Her findings show that Quebec’s cybersecurity provisions have a broad scope, covering healthcare system assets such as medical devices, software that directly or indirectly accesses health information, other software used by healthcare facilities, and health data itself. However, she also identifies an important gap: some laws remain designed around traditional IT systems and do not fully account for AI models, their design methods, or the vulnerabilities specific to these technologies. With Quebec’s digital health record being piloted, she argues that now is a key moment to adapt the legal framework to the realities of AI-driven healthcare.

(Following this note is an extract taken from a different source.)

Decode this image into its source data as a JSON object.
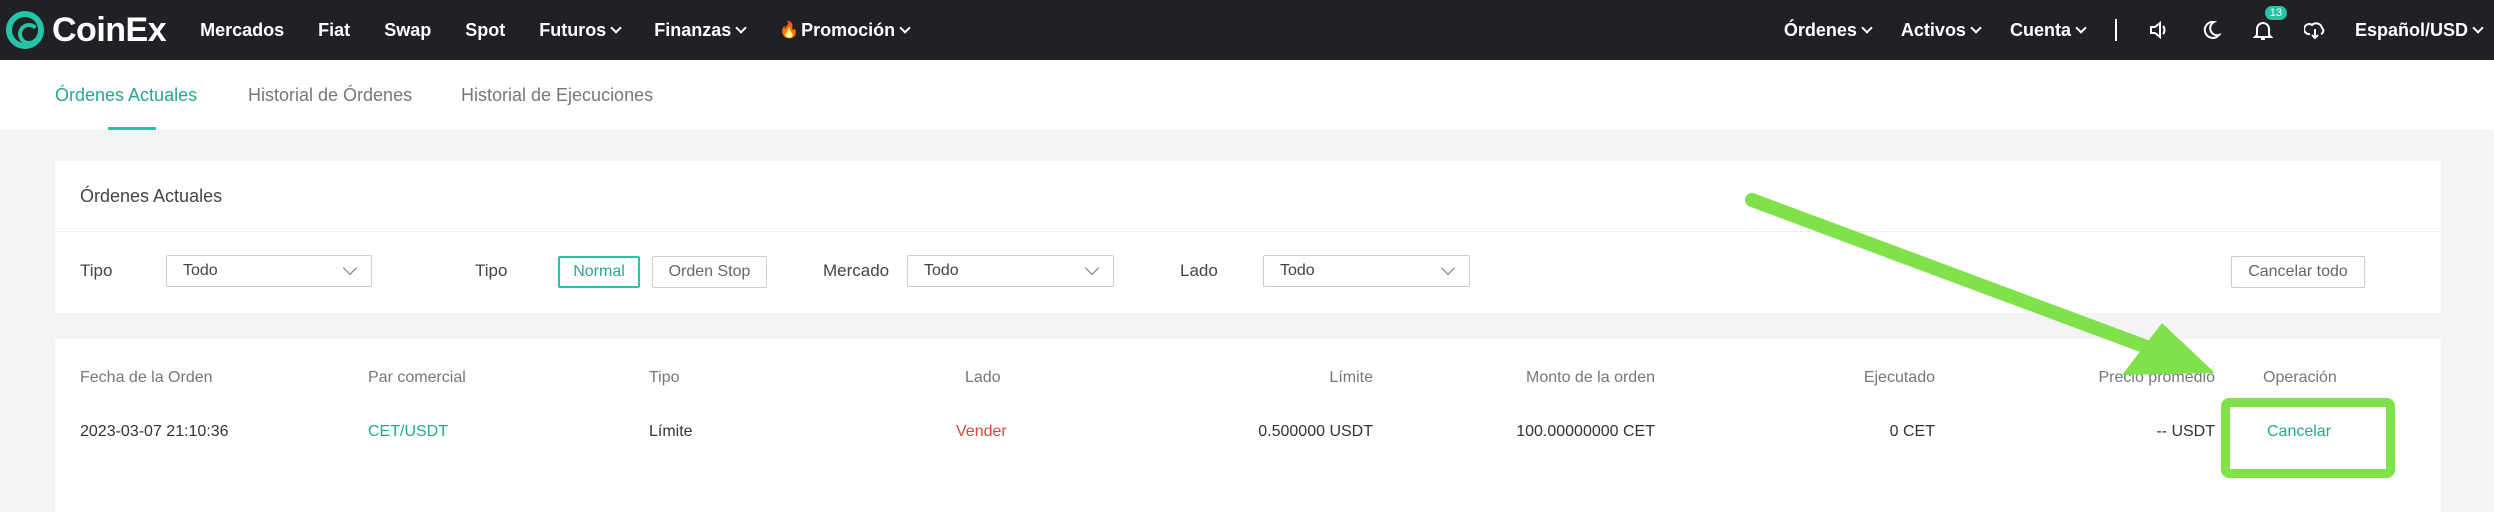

Ozkan recommends using recognized technical standards as a practical way to keep legal requirements aligned with fast-moving technological change. Rather than rewriting laws constantly, lawmakers could reference adaptable technical standards that evolve with best practices in AI cybersecurity. She also highlights Quebec’s certification process for software related to health data as a promising governance tool, noting its potential to balance public oversight with private-sector responsibility while encouraging developers to integrate cybersecurity compliance from the earliest stages of system design.